Ich komme von C über C++ nach Java. Und das denken in Objekten konnte ich schon bevor ich angefangen habe
Java zu lernen. Der Datensatzparser ist so ein kleines Programmchen für sich hat noch einige kleine Fehler die ich noch suche, aber ich denke die find ich auch noch. Es liest Datensätze ein, führt gewünschte Änderungen aus und gibt die veränderte Datei in eine Neue aus. Habe schon oft Postings gelesen wo nach sowas gefragt wurde.

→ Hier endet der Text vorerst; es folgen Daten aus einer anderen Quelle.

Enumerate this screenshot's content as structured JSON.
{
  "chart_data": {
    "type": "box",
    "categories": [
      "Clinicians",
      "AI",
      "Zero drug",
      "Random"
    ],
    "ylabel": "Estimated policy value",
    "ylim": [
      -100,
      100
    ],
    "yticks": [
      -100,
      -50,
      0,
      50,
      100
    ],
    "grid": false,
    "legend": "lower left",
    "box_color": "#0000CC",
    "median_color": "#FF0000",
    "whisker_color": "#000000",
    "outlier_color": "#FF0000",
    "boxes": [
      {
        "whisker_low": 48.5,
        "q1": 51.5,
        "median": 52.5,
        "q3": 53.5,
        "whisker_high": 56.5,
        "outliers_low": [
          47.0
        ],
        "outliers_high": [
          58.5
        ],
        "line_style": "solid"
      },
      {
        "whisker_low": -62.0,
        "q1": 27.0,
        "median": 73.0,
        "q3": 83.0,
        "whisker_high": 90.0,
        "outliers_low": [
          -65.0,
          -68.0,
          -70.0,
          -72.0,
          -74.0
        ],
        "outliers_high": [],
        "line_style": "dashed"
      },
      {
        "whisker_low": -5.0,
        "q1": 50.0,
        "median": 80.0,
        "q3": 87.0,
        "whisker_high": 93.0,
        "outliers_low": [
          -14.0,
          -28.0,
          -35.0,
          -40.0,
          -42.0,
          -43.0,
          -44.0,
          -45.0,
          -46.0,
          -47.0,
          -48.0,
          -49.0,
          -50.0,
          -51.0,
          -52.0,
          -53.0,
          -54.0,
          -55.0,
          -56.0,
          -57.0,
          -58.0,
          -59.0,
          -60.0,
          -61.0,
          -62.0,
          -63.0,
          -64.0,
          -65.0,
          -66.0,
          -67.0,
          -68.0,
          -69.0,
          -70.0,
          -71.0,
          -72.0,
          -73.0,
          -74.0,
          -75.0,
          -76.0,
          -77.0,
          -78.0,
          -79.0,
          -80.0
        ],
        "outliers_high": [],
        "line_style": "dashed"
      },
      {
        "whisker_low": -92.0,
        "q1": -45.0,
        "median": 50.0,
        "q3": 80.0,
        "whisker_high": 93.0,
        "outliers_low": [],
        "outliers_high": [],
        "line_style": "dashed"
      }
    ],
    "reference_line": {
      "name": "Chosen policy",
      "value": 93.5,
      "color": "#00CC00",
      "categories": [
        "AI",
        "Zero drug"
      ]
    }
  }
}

Wo kann man den diese Proggys begutachten lassen?


----------



## Beni (11. Feb 2005)

Die Rubrik "Sitecheck" ist für sowas gut (oke, es ist manchmal ein bisschen Glück vonnöten, damit jemand das alles durchschaut).

Hm, C++ und Java ist was anderes. Ich hab schon oft C++-Gurus gesehen, die in Java total gescheitert sind, einfach weil sie nicht umdenken konnten (Mehrfachvererbung ist da ein nettes Beispiel). Ich weiss halt nicht, wie das jetzt bei dir ist...


----------



## Jockel (12. Feb 2005)

Es ist schon etwas spät, könnte also etwas abschweifend werden...



			
				Lazarus hat gesagt.:
			
		

> Hallo ich hab mal ne Frage was Java lernen angeht. Also was muss man den so wissen bzw. in welche Richtung sollte man am besten seine Lernanstrengungen lenken.


Was muss man wofür wissen? In welche Richtung? Die, die zum Ziel führt! Ok, da das wohl nicht hilfreich ist, mal anders gefragt: wo willst du hin? Es nützt doch herzlich wenig, wenn du komplexe verteilte Anwendungen entwickeln kannst, aber eigentlich lieber mit J2ME großartige Spiele verwirklichen möchtest. Wenn jemand sagt, er möchte Sportler werden und fragt wie er trainieren sollte, damit er zur Weltspitze gehört, sollte sich ja auch im klaren darüber sein, ob er Boxer werden möchte oder irgendwann unter der Anweisung von John Neumeier tanzen möchte.



			
				Lazarus hat gesagt.:
			
		

> Ich hab mal so ne olle Umschulung gemacht. Angeblich haben wir da Java Programmieren gelernt. Nur also was ich aus der Umschulung an Java Kenntnissen bekommen habe das weiß sogar ich daß das lächerlich ist und ich mich auf keinen Fall JavaProgrammierer schimpfen sollte. Gut ich habe weiter gemacht und selber dazu gelernt.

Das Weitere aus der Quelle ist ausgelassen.